The Obama administration’s decision to remain neutral in the dispute between Great Britain and Argentina over the Falkland Islands is a shameful decision that will go down very badly across the Atlantic. As The Times has just reported, Washington has point blank refused to support British sovereignty over the Falklands, and is adopting a strictly neutral approach.
In the words of a State Department spokesman:
We are aware not only of the current situation but also of the history, but our position remains one of neutrality. The US recognises de facto UK administration of the islands but takes no position on the sovereignty claims of either party.
The remarks had echoes of an earlier statement by a senior State Department protocol official who, when asked about the shoddy treatment of the British Prime Minister in March last year, responded:
There’s nothing special about Britain. You’re just the same as the other 190 countries in the world. You shouldn’t expect special treatment.
Even by the relentlessly poor standards of the Obama administration, whose doctrine unfailingly appears to be “kiss your enemies and kick your allies”, this is a new low. The White House’s neutrality in a major dispute between America’s closest friend and the likes of Venezuelan tyrant Hugo Chavez, Argentina’s biggest backer, represents the appalling appeasement of an alliance of anti-Western Latin American regimes, stretching from Caracas to Havana – combined with a callous indifference towards the Anglo-American alliance.
Over the course of the last year, we’ve seen a staggering array of foreign policy follies by this administration, from the throwing under the bus of the Poles and the Czechs over missile defence to siding with Marxists in Honduras.

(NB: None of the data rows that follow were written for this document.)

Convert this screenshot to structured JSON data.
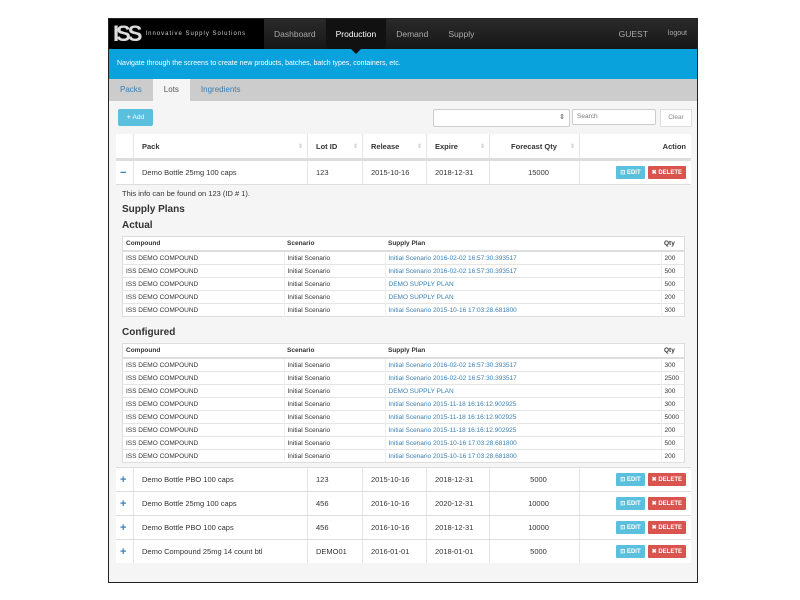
{
  "nav": {
    "brand": "ISS",
    "brand_text": "Innovative Supply Solutions",
    "items": [
      "Dashboard",
      "Production",
      "Demand",
      "Supply"
    ],
    "active": "Production",
    "user": "GUEST",
    "logout": "logout"
  },
  "banner": "Navigate through the screens to create new products, batches, batch types, containers, etc.",
  "tabs": [
    "Packs",
    "Lots",
    "Ingredients"
  ],
  "active_tab": "Lots",
  "toolbar": {
    "add": "Add",
    "search_placeholder": "Search",
    "clear": "Clear"
  },
  "table": {
    "headers": [
      "Pack",
      "Lot ID",
      "Release",
      "Expire",
      "Forecast Qty",
      "Action"
    ],
    "edit": "EDIT",
    "delete": "DELETE",
    "rows": [
      {
        "toggle": "−",
        "pack": "Demo Bottle 25mg 100 caps",
        "lot": "123",
        "release": "2015-10-16",
        "expire": "2018-12-31",
        "qty": "15000"
      },
      {
        "toggle": "+",
        "pack": "Demo Bottle PBO 100 caps",
        "lot": "123",
        "release": "2015-10-16",
        "expire": "2018-12-31",
        "qty": "5000"
      },
      {
        "toggle": "+",
        "pack": "Demo Bottle 25mg 100 caps",
        "lot": "456",
        "release": "2016-10-16",
        "expire": "2020-12-31",
        "qty": "10000"
      },
      {
        "toggle": "+",
        "pack": "Demo Bottle PBO 100 caps",
        "lot": "456",
        "release": "2016-10-16",
        "expire": "2018-12-31",
        "qty": "10000"
      },
      {
        "toggle": "+",
        "pack": "Demo Compound 25mg 14 count btl",
        "lot": "DEMO01",
        "release": "2016-01-01",
        "expire": "2018-01-01",
        "qty": "5000"
      }
    ]
  },
  "detail": {
    "info": "This info can be found on 123 (ID # 1).",
    "title": "Supply Plans",
    "actual_title": "Actual",
    "configured_title": "Configured",
    "headers": [
      "Compound",
      "Scenario",
      "Supply Plan",
      "Qty"
    ],
    "actual": [
      [
        "ISS DEMO COMPOUND",
        "Initial Scenario",
        "Initial Scenario 2016-02-02 16:57:30.393517",
        "200"
      ],
      [
        "ISS DEMO COMPOUND",
        "Initial Scenario",
        "Initial Scenario 2016-02-02 16:57:30.393517",
        "500"
      ],
      [
        "ISS DEMO COMPOUND",
        "Initial Scenario",
        "DEMO SUPPLY PLAN",
        "500"
      ],
      [
        "ISS DEMO COMPOUND",
        "Initial Scenario",
        "DEMO SUPPLY PLAN",
        "200"
      ],
      [
        "ISS DEMO COMPOUND",
        "Initial Scenario",
        "Initial Scenario 2015-10-16 17:03:28.681800",
        "300"
      ]
    ],
    "configured": [
      [
        "ISS DEMO COMPOUND",
        "Initial Scenario",
        "Initial Scenario 2016-02-02 16:57:30.393517",
        "300"
      ],
      [
        "ISS DEMO COMPOUND",
        "Initial Scenario",
        "Initial Scenario 2016-02-02 16:57:30.393517",
        "2500"
      ],
      [
        "ISS DEMO COMPOUND",
        "Initial Scenario",
        "DEMO SUPPLY PLAN",
        "300"
      ],
      [
        "ISS DEMO COMPOUND",
        "Initial Scenario",
        "Initial Scenario 2015-11-18 16:16:12.902925",
        "300"
      ],
      [
        "ISS DEMO COMPOUND",
        "Initial Scenario",
        "Initial Scenario 2015-11-18 16:16:12.902925",
        "5000"
      ],
      [
        "ISS DEMO COMPOUND",
        "Initial Scenario",
        "Initial Scenario 2015-11-18 16:16:12.902925",
        "200"
      ],
      [
        "ISS DEMO COMPOUND",
        "Initial Scenario",
        "Initial Scenario 2015-10-16 17:03:28.681800",
        "500"
      ],
      [
        "ISS DEMO COMPOUND",
        "Initial Scenario",
        "Initial Scenario 2015-10-16 17:03:28.681800",
        "200"
      ]
    ]
  }
}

But this latest pronouncement surely takes the biscuit as the most brazen betrayal so far of a US ally.
As the Obama government is amply aware, the tensions between London and Buenos Aires are escalating dramatically, with British military contingency planning already under way. In effect, Washington declared today that it would remain neutral in the event of another war in the South Atlantic, a stunning declaration to make.
Thousands of British soldiers are laying their lives on the line alongside their American allies on the battlefields of Afghanistan. Yet the president of the United States is either unwilling or too timid to offer a single word of support for the British people, who face a mounting confrontation with a corrupt, populist Argentine government that is threatening a blockade of British territory.
To put it bluntly, the Obama administration is killing the Special Relationship, and the prospects of a recovery look extremely bleak as long as Barack Obama remains in the White House.
I am in no doubt though that messages of support for Britain will begin to flow in the coming days from Senators and Congressmen who actually understand the importance of Anglo-American friendship and loyalty, and who recognize the tremendous value of the ancestral, linguistic, economic, cultural, military and intelligence ties that bind the two greatest nations in the world. And I am very sure that the vast majority of Americans will reject the spineless neutrality of the White House and State Department, and wholeheartedly support the British people in the event of another conflict.